As one matures in age and experience (or years from school), the wide gaps between theory and practice, school textbooks and reality are hopefully better understood. Life and living is a reality check. Thus, with reference to social issues, an economic or political system which seems clear-cut in the school textbooks are, in the real world, not so; thus one has to be openly eclectic (as in most issues in life or work).

To those who seriously want to fully explore the socioeconomic and political topics and/or terminologies ("slogans" to a few), one can easily access and gain deeper understanding of them if one would seek their meaning - by searching the tertiary sources such as the encyclopedias, or better yet, by going directly to the inexhaustible firsthand or secondary sources or publications, e.g. by newspapers, government or institutional press releases, e.g. IMF/WB/WTO documents, or non-governmental organizations (NGOs), etc. whose websites are conveniently found through popular internet search engines such as Google, Yahoo, Lycos, etc. [ It is sad to note that only 1 million or so, among 86 million, Filipinos in the Philippines can afford and have access to the internet, and no one knows how many look for issues of national concern].

Thus, anyone wanting to understand some terminologies or phrases such as poverty reduction, economic well-being, economic democracy/independence, self-sufficiency, common good, social inequality, national interest, et al can easily be found. I wish and encourage all those interested to find time to read far and beyond since that would be enriching, though often not monetarily . By mentioning this approach, I do not intend to appear as being pedagogical.

Going back close to homeland concerns, at this point in history, western-type political democracy does not seem fit given the level of political maturity or understanding of the majority, and their lack of adequate economic foundation necessary to decent livelihood, which a democracy requires to become truly effective and useful for most members of society [it is difficult to talk about ideas to hungry stomachs]. At this point in time "guided democracy", "limited democracy" etc. as was practiced in Singapore, Malaysia, South Korea and Taiwan especially during the early stages of their economic development seems more appropriate to the Philippines given the large economic inequality or gap between a handful of elite and the majority, etc. [See]
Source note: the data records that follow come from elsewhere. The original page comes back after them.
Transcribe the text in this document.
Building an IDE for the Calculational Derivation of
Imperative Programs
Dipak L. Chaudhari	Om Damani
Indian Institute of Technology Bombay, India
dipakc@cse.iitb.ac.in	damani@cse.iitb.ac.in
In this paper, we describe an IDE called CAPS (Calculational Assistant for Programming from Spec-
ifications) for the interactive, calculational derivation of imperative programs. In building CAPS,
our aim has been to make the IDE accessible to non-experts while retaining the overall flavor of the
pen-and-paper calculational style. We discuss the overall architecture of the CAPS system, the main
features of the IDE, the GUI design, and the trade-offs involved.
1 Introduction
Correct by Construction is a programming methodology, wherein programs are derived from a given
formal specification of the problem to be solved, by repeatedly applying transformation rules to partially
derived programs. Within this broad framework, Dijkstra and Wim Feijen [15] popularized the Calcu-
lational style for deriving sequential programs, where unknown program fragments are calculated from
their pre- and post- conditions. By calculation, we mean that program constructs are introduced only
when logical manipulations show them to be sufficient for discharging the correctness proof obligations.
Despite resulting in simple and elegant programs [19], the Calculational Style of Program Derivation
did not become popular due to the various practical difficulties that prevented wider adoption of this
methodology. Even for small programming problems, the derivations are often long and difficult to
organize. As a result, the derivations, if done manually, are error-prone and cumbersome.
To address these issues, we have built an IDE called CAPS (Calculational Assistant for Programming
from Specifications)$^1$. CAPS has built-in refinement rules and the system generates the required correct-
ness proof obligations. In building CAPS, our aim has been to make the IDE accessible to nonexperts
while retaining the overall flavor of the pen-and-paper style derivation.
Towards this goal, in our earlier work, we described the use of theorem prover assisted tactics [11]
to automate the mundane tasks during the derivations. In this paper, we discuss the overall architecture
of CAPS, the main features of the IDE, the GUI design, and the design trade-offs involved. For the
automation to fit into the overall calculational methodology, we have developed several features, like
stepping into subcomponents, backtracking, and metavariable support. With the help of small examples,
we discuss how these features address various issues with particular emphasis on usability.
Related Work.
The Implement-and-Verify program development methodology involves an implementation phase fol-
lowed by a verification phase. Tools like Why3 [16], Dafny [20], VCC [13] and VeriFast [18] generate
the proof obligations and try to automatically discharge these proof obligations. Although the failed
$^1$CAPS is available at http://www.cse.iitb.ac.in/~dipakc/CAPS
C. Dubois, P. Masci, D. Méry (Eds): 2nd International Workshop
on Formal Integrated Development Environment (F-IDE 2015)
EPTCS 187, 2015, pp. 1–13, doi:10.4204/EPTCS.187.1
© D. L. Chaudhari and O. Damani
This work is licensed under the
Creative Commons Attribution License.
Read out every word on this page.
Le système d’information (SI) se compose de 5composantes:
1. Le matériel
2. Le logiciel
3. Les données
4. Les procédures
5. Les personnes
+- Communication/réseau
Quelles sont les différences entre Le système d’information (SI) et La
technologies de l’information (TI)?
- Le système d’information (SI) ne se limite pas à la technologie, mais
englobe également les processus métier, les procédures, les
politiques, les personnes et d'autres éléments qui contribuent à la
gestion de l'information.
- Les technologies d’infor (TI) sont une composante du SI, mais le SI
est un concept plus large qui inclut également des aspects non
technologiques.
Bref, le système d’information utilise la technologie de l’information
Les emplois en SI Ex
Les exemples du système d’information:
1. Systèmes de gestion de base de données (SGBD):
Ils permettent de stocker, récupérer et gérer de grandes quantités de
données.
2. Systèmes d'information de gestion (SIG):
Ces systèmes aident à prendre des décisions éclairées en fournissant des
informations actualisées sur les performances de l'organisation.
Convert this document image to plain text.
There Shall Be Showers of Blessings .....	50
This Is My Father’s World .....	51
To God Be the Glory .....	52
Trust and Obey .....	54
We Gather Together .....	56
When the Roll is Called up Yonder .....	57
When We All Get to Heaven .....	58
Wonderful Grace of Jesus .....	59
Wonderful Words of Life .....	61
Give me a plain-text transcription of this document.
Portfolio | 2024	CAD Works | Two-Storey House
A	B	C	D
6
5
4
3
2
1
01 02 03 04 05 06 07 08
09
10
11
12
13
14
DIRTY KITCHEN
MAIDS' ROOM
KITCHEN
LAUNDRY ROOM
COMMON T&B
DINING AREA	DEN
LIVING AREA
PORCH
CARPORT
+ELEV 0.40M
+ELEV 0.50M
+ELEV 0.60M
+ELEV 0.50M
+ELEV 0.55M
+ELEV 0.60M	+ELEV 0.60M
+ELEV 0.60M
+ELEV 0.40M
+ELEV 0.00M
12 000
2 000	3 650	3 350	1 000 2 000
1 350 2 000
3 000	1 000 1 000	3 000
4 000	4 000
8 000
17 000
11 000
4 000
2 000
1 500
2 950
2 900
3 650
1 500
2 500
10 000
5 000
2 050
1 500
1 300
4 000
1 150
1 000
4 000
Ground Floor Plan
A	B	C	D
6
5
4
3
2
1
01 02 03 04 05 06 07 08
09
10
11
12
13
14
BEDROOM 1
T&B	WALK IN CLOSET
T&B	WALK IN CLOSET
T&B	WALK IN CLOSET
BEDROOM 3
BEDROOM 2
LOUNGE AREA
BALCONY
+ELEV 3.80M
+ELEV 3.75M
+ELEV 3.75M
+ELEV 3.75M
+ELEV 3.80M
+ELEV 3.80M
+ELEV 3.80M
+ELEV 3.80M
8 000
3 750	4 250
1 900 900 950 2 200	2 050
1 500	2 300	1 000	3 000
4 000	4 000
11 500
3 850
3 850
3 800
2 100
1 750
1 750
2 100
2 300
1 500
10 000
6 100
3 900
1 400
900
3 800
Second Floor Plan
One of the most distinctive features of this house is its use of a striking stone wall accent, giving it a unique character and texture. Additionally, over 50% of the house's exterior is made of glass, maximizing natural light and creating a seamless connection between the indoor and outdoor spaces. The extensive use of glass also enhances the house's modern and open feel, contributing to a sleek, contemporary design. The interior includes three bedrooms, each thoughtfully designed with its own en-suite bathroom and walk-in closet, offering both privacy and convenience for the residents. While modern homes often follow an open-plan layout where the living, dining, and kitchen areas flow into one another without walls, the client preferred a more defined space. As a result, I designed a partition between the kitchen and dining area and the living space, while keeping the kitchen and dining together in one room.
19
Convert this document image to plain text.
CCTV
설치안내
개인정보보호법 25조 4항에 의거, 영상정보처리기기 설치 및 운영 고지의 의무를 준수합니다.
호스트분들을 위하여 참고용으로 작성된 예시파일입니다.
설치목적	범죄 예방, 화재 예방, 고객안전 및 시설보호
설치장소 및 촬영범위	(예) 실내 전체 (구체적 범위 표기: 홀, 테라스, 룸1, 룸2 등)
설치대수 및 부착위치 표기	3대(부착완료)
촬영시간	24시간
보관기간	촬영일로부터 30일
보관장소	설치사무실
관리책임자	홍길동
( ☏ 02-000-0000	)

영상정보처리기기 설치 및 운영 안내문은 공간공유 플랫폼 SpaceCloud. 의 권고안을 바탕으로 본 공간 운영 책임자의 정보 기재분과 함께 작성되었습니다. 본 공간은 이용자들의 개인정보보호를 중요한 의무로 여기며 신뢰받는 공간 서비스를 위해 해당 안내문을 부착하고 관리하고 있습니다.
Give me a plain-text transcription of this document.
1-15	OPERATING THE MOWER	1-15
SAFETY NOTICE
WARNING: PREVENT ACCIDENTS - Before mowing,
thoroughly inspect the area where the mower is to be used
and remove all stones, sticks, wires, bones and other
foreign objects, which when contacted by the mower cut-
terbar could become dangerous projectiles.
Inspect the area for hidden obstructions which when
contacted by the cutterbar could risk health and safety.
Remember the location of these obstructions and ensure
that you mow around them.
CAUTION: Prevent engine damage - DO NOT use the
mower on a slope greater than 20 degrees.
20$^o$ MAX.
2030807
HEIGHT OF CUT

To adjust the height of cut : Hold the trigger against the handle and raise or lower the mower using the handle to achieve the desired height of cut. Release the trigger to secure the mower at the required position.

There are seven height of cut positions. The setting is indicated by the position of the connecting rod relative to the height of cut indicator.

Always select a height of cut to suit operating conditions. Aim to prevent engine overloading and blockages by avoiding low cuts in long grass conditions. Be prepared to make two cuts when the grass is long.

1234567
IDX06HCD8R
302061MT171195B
It is only when a large middle class [not just 8-10% of populace as estimated now] has been formed will a western-type political democracy with its institutions be fully appreciated, understood and made to truly serve the interests of the citizens [of a democratic society].

More specifically, in a country like our homeland, when all is said and done, political democracy is not very empowering for the average citizen. The individual Filipino citizen does not feel that he is a participant in nor influence running the country. In his past and present history, unpopular or dissenting individuals/groups, including journalists have been harassed or murdered without redress and justice. Then and especially now, the regular elections and the courts have, more often than not, become a circus and a sham. In times of peace, the citizen feels that he is empowered only by his political connections since the normal democratic institutions do not function effectively and efficiently for him; in times of crisis, he feels empowered only in a crowd, by his participation in a mass demonstration, an EDSA, or the "politics of the streets". Therefore such conception of western-type political democracy is a disappointment, to put it mildly.

Political parties have come to be recognized as a necessary part of a functioning political democracy. In our homeland's case, political parties have mainly paid lip service to democratic principles and/or mouthed nationalist pretensions; while the socioeconomic-political elites with the cooptation by the military and/or apathy of many in the middle class, who control these political parties, exploit, fool and look with scorn upon the poor and illiterate, i.e. ignorant mass whose interest they claim to represent. The political parties can only be effective as a vehicle of democratic education and practice, of fundamental changes designed to serve the basic needs of the majority, when their control is taken, peacefully (preferably) or violently, by a politicized, nationalistic citizenry from the relatively small elite group that then and now rules and controls.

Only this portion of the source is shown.